チェーディーに向かい合うようにして建つのが、寺院の大きな**ウィハーン**（礼拝堂）だ。20世紀に再建されたもので、高くそびえるランナー様式の屋根とナーガの欄干が特徴的だ。内部には高い立像**プラ・チャオ・アッタロット**が、参拝者を静かに見守るように立っている。境内の各所には涅槃仏や小さな祠が点在し、漆と金が光を受けてきらめく。靴を脱ぎ、声をひそめて腰を下ろせば、ひんやりとした空間でしばし心を落ち着けられる——街の中心部にある、最も美しい静けさのひとつだ。

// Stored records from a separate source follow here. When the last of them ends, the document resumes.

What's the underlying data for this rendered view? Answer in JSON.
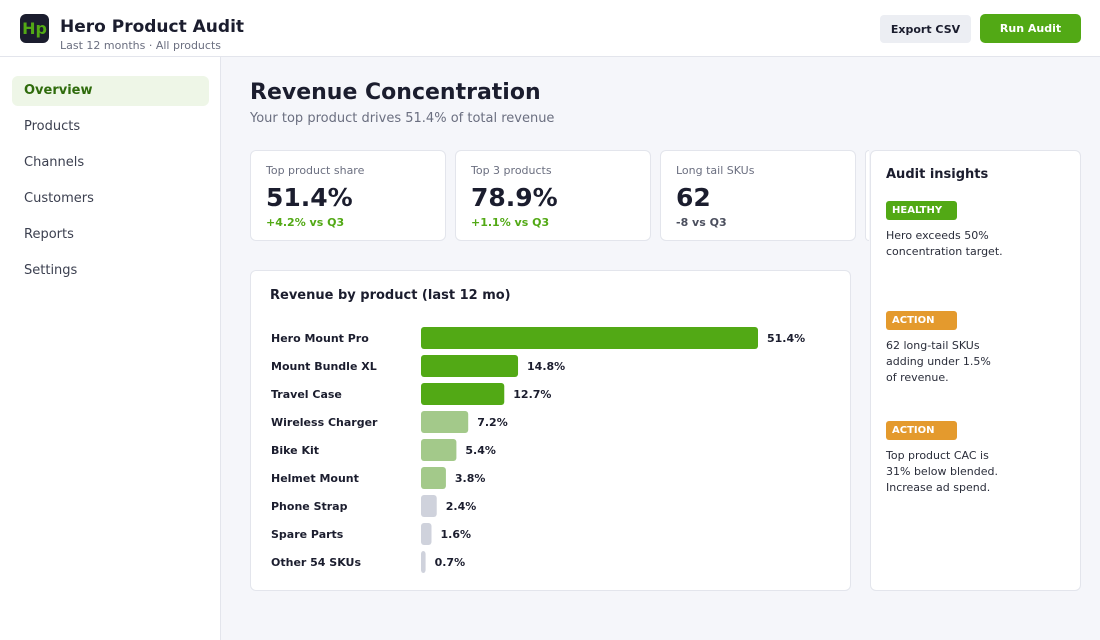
{
  "header": {
    "logo_text": "Hp",
    "title": "Hero Product Audit",
    "subtitle": "Last 12 months · All products",
    "export_label": "Export CSV",
    "run_label": "Run Audit"
  },
  "sidebar": {
    "items": [
      {
        "label": "Overview",
        "active": true
      },
      {
        "label": "Products",
        "active": false
      },
      {
        "label": "Channels",
        "active": false
      },
      {
        "label": "Customers",
        "active": false
      },
      {
        "label": "Reports",
        "active": false
      },
      {
        "label": "Settings",
        "active": false
      }
    ]
  },
  "main": {
    "title": "Revenue Concentration",
    "subtitle": "Your top product drives 51.4% of total revenue"
  },
  "kpis": [
    {
      "label": "Top product share",
      "value": "51.4%",
      "delta": "+4.2% vs Q3"
    },
    {
      "label": "Top 3 products",
      "value": "78.9%",
      "delta": "+1.1% vs Q3"
    },
    {
      "label": "Long tail SKUs",
      "value": "62",
      "delta": "-8 vs Q3"
    }
  ],
  "chart_data": {
    "type": "bar",
    "orientation": "horizontal",
    "title": "Revenue by product (last 12 mo)",
    "categories": [
      "Hero Mount Pro",
      "Mount Bundle XL",
      "Travel Case",
      "Wireless Charger",
      "Bike Kit",
      "Helmet Mount",
      "Phone Strap",
      "Spare Parts",
      "Other 54 SKUs"
    ],
    "values": [
      51.4,
      14.8,
      12.7,
      7.2,
      5.4,
      3.8,
      2.4,
      1.6,
      0.7
    ],
    "value_labels": [
      "51.4%",
      "14.8%",
      "12.7%",
      "7.2%",
      "5.4%",
      "3.8%",
      "2.4%",
      "1.6%",
      "0.7%"
    ],
    "bar_colors": [
      "#52a915",
      "#52a915",
      "#52a915",
      "#a3c98a",
      "#a3c98a",
      "#a3c98a",
      "#cfd2dc",
      "#cfd2dc",
      "#cfd2dc"
    ],
    "xlim": [
      0,
      51.4
    ],
    "grid": false,
    "legend": "none"
  },
  "insights": {
    "title": "Audit insights",
    "items": [
      {
        "badge": "HEALTHY",
        "kind": "healthy",
        "text": "Hero exceeds 50% concentration target."
      },
      {
        "badge": "ACTION",
        "kind": "action",
        "text": "62 long-tail SKUs adding under 1.5% of revenue."
      },
      {
        "badge": "ACTION",
        "kind": "action",
        "text": "Top product CAC is 31% below blended. Increase ad spend."
      }
    ]
  },
  "colors": {
    "accent": "#52a915",
    "warning": "#e49a2d",
    "muted_bar": "#a3c98a",
    "tail_bar": "#cfd2dc"
  }
}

![ワット・チェーディー・ルアン：オールドシティの中心に立つ、偉大なる廃墟のチェーディー](/blog/wat-chedi-luang/visual-2.webp)

## 参拝と僧侶との対話

ワット・チェーディー・ルアンは**プラポックラオ通り**沿いにあり、**[旧市街の城壁と門](/blog/old-city-walls-gates-chiang-mai)**からすぐ歩いて行ける距離で、他の寺院を巡るついでに立ち寄りやすい。外国人参拝者には**小額の入場料**がかかり、基本的に日中は開いているが、現地で最新の開門時間を確認することをおすすめする。午後には**僧侶との対話（モンクチャット）**が行われていることが多い。木陰にテーブルが並べられ、見習い僧が英語の練習をしながら、袈裟や瞑想、日常の生活について訪問者の質問に答えてくれる。本当に双方向のやり取りで、急かされることもない。興味があれば、[モンクチャットと瞑想](/blog/meditation-monk-chat-chiang-mai)のガイドに詳しく説明している。

## 服装と礼儀

ここは現役の活気ある寺院であるため、少しの配慮が大切だ。**肩と膝を覆う服装で**——ショートパンツの場合は軽いスカーフやサロンを持参しよう（入口で借りられることも多い）——堂内に入る前には**靴を脱ぐ**こと。仏像に足を向けないよう注意し、座っている僧侶よりも高い位置に立たないよう身を低くする。また、**女性は僧侶に触れたり、直接ものを手渡したりしてはいけない**。[礼儀作法についての記事](/blog/thai-etiquette-for-visitors)を読んでおけば、北部のどの寺院でも安心して参拝できる。もうひとつ：インタキンの内祠は古い慣習により女性の立ち入りが禁じられている——侮辱の意図はなく、単なる伝統だが、訪問前に知っておく価値がある。

## オールドシティ散策への組み込み方

ワット・チェーディー・ルアンはワット・プラシンや数多くの小さな寺院から徒歩圏内にあるため、午前中の徒歩散策に自然と組み込める。最低でも三十分は確保したい。大きなチェーディーを一周し、象の彫刻を探し、城市柱の前で立ち止まり、この場所の圧倒的なスケールをゆっくり感じるのに十分な時間だ。すべてをゆったりと巡るプランは[チェンマイ3日間](/blog/three-days-in-chiang-mai)を参照してほしい。どんな形でここを訪れるとしても、この古い煉瓦の巨人こそが、街のすべてがその周りに築かれた「心臓部」だ——その足元に立つとき、チェンマイの六百年の歴史を一度に感じるもっとも近い体験ができる。